The Don Jr. Controversy: Rare Earth Funding Is Bipartisan National Security Policy, Not Corruption


A claim circulating in among Democrats and mainstream media holds that Donald Trump Jr. owns a rare earth company that received a $620 million government loan, representing corruption by the Trump administration.
The claim is false on multiple levels.
Vulcan Elements, a rare earth magnets startup, received the loan from the Pentagon’s Office of Strategic Capital in November 2025. Trump Jr. neither owns nor operates Vulcan Elements. He is a partner at 1789 Capital, a venture capital firm that made a minority equity investment in Vulcan Elements in August 2025, approximately three months before the loan was announced.
That investment was part of Vulcan’s Series A funding round, which raised $65 million and was led by Altimeter Capital, a firm unrelated to Trump Jr. Based on public records, Trump Jr. holds no direct equity stake in Vulcan, serves on no board or advisory role, and had no involvement in the loan process. The Pentagon confirmed that Trump Jr. and 1789 Capital were “not involved in any aspect” of the negotiation. Vulcan’s CEO stated he had “zero contact with the president’s son” and that 1789’s stake carries no board or observer rights.
The Office of Strategic Capital was established in December 2022 under the Biden administration as part of a broader federal initiative to expand domestic rare earth production and reduce dependence on China. Vulcan Elements was one of several companies to receive funding under that program. ReElement Technologies received an $80 million OSC loan under the same initiative.
Government support for domestic rare earths predates the current administration. President Trump issued an executive order in 2020 declaring U.S. reliance on foreign adversaries a national emergency. President Biden followed with his own February 2021 executive order on supply chains, and under his administration companies announced more than $120 billion in investments in battery and critical mineral supply chains.

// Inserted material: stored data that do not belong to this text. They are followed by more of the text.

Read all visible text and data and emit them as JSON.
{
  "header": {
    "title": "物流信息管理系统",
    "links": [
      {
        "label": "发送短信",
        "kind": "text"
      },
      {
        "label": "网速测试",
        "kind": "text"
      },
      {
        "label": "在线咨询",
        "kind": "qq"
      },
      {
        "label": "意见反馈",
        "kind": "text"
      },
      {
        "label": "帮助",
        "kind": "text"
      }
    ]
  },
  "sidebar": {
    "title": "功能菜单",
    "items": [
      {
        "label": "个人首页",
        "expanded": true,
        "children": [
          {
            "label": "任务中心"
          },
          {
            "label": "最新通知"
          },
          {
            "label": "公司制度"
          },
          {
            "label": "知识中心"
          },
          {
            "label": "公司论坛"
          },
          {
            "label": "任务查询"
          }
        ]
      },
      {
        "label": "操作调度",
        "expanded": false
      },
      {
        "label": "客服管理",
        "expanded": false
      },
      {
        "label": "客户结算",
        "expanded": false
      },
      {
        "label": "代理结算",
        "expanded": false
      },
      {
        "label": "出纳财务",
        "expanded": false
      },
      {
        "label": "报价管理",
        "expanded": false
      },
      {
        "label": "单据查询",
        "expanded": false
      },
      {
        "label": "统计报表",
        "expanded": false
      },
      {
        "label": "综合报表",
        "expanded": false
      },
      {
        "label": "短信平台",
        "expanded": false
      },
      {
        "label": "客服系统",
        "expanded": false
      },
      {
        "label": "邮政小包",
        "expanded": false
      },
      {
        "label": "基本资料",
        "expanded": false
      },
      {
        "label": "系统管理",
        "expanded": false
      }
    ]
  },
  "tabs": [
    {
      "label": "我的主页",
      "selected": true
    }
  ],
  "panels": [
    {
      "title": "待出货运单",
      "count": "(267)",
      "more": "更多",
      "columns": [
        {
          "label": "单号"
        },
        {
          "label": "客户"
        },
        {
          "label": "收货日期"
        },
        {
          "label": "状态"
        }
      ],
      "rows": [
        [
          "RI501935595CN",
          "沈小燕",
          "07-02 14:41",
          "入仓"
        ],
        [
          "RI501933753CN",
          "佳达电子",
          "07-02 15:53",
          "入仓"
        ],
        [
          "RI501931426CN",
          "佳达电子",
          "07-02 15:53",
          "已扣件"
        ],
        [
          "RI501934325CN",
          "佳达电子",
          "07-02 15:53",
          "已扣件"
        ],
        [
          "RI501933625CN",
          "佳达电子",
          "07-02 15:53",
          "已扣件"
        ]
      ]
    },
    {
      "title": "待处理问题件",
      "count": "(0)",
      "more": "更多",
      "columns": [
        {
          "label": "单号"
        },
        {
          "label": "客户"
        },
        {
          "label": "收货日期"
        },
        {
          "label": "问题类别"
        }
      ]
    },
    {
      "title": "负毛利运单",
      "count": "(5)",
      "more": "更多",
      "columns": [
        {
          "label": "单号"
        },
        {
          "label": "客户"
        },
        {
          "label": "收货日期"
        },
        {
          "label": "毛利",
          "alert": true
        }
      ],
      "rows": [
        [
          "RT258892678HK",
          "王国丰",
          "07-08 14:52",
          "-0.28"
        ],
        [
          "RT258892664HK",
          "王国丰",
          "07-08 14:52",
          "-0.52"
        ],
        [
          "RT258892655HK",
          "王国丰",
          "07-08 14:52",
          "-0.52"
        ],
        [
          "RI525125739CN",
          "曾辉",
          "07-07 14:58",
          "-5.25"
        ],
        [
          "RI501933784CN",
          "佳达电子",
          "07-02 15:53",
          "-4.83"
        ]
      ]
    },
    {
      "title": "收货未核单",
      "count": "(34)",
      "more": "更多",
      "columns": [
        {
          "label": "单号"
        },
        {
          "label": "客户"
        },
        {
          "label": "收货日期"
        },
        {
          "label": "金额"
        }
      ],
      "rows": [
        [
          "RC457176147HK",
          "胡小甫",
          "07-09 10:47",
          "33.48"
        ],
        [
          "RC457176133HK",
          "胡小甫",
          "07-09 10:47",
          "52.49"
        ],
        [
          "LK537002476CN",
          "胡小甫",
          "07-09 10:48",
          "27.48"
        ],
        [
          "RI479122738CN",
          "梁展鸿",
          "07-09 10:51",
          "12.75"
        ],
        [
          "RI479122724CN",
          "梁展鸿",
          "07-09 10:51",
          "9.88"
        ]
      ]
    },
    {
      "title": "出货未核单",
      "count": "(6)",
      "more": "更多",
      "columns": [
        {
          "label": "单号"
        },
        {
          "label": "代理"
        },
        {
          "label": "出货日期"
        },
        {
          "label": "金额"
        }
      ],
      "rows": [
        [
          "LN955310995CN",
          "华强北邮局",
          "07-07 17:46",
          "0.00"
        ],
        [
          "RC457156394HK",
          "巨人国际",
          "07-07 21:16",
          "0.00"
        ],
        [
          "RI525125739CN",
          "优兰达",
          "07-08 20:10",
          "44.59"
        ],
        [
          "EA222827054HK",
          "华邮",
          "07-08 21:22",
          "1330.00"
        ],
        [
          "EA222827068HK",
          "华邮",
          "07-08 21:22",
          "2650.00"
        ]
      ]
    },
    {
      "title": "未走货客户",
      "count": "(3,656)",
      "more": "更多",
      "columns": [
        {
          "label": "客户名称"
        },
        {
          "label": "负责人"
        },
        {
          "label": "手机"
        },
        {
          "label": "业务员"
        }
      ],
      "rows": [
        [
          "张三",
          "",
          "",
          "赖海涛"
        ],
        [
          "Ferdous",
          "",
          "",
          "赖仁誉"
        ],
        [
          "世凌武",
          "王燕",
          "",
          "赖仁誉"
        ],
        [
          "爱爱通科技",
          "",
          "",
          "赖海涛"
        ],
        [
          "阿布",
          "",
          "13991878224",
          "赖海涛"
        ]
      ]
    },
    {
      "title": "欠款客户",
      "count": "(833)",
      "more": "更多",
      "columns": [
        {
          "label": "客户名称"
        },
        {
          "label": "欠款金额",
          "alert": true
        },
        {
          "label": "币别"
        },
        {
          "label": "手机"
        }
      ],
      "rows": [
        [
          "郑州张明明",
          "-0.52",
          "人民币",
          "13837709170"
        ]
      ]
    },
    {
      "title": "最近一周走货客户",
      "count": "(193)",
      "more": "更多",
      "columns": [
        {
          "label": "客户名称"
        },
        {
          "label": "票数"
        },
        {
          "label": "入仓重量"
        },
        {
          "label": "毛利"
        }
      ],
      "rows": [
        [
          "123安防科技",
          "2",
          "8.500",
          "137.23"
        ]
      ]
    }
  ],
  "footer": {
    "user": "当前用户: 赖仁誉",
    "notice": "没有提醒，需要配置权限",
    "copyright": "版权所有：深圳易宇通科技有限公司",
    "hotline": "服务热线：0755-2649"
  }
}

The Departments of Energy, Defense, Treasury, and Commerce all participated through grants, loans, and tax credits. Since 2020, the DOD alone has committed over $439 million toward domestic rare earth supply chains, with a stated goal of developing a complete mine-to-magnet supply chain by 2027. Trump’s “One Big Beautiful Bill Act,” signed July 4, 2025, allocated $500 million in credit subsidy funding enabling up to $100 billion in loans for critical minerals production, the authority under which the larger Trump-era deals were structured.
The DoD purchased $400 million in preferred stock in MP Materials, becoming the company’s largest shareholder, issued a $150 million loan for heavy rare earth separation, and guaranteed a price floor of $110 per kilogram on neodymium-praseodymium for ten years with a commitment to purchase 100 percent of magnets produced at the new facility for a decade. The Department of Commerce signed a deal with USA Rare Earth promising a $1.3 billion loan alongside $277 million in proposed federal funding, its sixth federal investment in mining and minerals processing.
Lynas USA received a $258 million contract for construction of a heavy rare earths refinery. Ucore Rare Metals received $18.4 million from the U.S. Army Contracting Command for a commercial-scale separation facility in Louisiana. The DOE took a 5 percent warrant-based equity stake in Lithium Americas as part of a renegotiation of a $2.2 billion loan for the Thacker Pass project.
EXIM approved an $11 million loan for IperionX in Virginia and a $16 million direct loan to Empire State Mines in New York. Syrah Resources’ graphite-anode plant in Louisiana was financed in part by a $102 million DOE loan.
The strategic rationale for this level of support is straightforward. The U.S. is almost entirely dependent on China, which supplied 70 percent of rare earth imports in 2023. China has suppressed prices to drive Western competitors out of the market, meaning private capital alone cannot sustain a domestic industry against Chinese state-backed competition.
The NdPr price guarantee of $110 per kilogram is more than twice MP Materials’ realized market price of $51 per kilogram in 2024, which illustrates the scale of the distortion. The government’s response has been to mimic China’s model of strategic capitalism, a position that has drawn bipartisan support across multiple administrations.
Virtually every operating or developing U.S. rare earths company has received federal loans, grants, equity investments, price guarantees, or offtake contracts. Therefore, there is nothing unique or suspicious about the Vulcan loan when all of the facts are considered.